Pillola del giorno mercoledì 09-08-17

Os 2,16; 17,21-22
Così dice il Signore:
«Ecco, la condurrò nel deserto
e parlerò al suo cuore.
Là mi risponderà
come nei giorni della sua giovinezza,
come quando uscì dal paese d’Egitto.
Ti farò mia sposa per sempre,
ti farò mia sposa
nella giustizia e nel diritto,
nell’amore e nella benevolenza,
ti farò mia sposa nella fedeltà
e tu conoscerai il Signore».

Brevissima lettura del bel libro del profeta Osea. Il Signore ci dice con queste parole che ognuno di noi lui vuole legarlo a sé. Che ognuno di noi vale essere sua sposa… che la Chiesa tutta è la sua sposa, quella che conosce il Signore.

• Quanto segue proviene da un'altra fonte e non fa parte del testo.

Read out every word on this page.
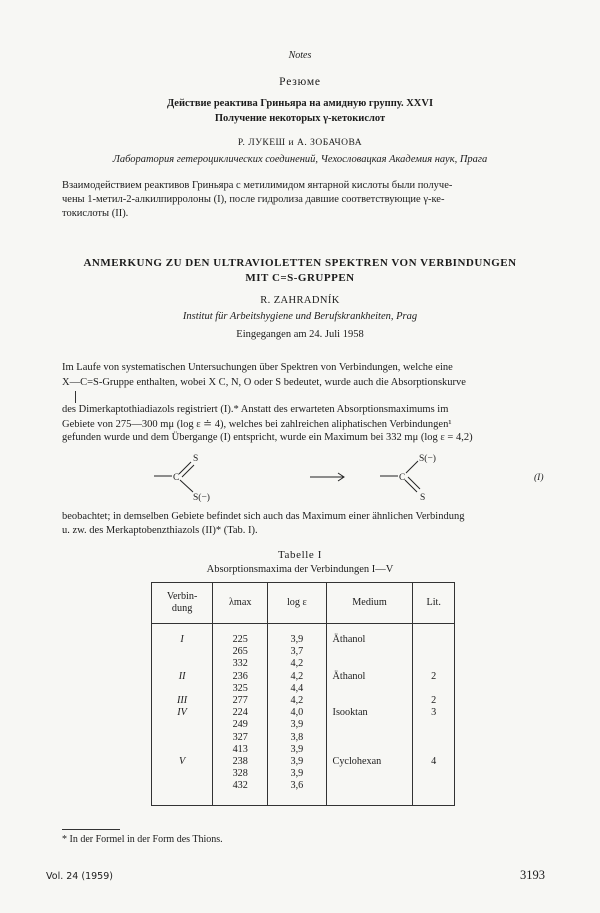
Notes
Резюме
Действие реактива Гриньяра на амидную группу. XXVI
Получение некоторых γ-кетокислот
Р. ЛУКЕШ и А. ЗОБАЧОВА
Лаборатория гетероциклических соединений, Чехословацкая Академия наук, Прага
Взаимодействием реактивов Гриньяра с метилимидом янтарной кислоты были получе-
чены 1-метил-2-алкилпирролоны (I), после гидролиза давшие соответствующие γ-ке-
токислоты (II).
ANMERKUNG ZU DEN ULTRAVIOLETTEN SPEKTREN VON VERBINDUNGEN
MIT C=S-GRUPPEN
R. ZAHRADNÍK
Institut für Arbeitshygiene und Berufskrankheiten, Prag
Eingegangen am 24. Juli 1958
Im Laufe von systematischen Untersuchungen über Spektren von Verbindungen, welche eine
X—C=S-Gruppe enthalten, wobei X C, N, O oder S bedeutet, wurde auch die Absorptionskurve
des Dimerkaptothiadiazols registriert (I).* Anstatt des erwarteten Absorptionsmaximums im
Gebiete von 275—300 mμ (log ε ≐ 4), welches bei zahlreichen aliphatischen Verbindungen¹
gefunden wurde und dem Übergange (I) entspricht, wurde ein Maximum bei 332 mμ (log ε = 4,2)
C
S
S(−)
C
S(−)
S
(I)
beobachtet; in demselben Gebiete befindet sich auch das Maximum einer ähnlichen Verbindung
u. zw. des Merkaptobenzthiazols (II)* (Tab. I).
Tabelle I
Absorptionsmaxima der Verbindungen I—V
Verbin-
dung	λmax	log ε	Medium	Lit.
I	225	3,9	Äthanol	
	265	3,7		
	332	4,2		
II	236	4,2	Äthanol	2
	325	4,4		
III	277	4,2		2
IV	224	4,0	Isooktan	3
	249	3,9		
	327	3,8		
	413	3,9		
V	238	3,9	Cyclohexan	4
	328	3,9		
	432	3,6		
* In der Formel in der Form des Thions.
Vol. 24 (1959)	3193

Sono disposto a lasciare che il Signore mi plasmi come dice nelle parole di Osea, ossia per essere trasformato in una “sposa” perfetta? Credo nell’amore del Signore che mi vuole plasmare a tutti i costi per poter io stare con Lui, conoscerLo e amarLo come solo una buona “sposa” può fare? Credo nella Chiesa come sposa di Cristo Signore, che conosce meglio di chiunque il nostro Dio?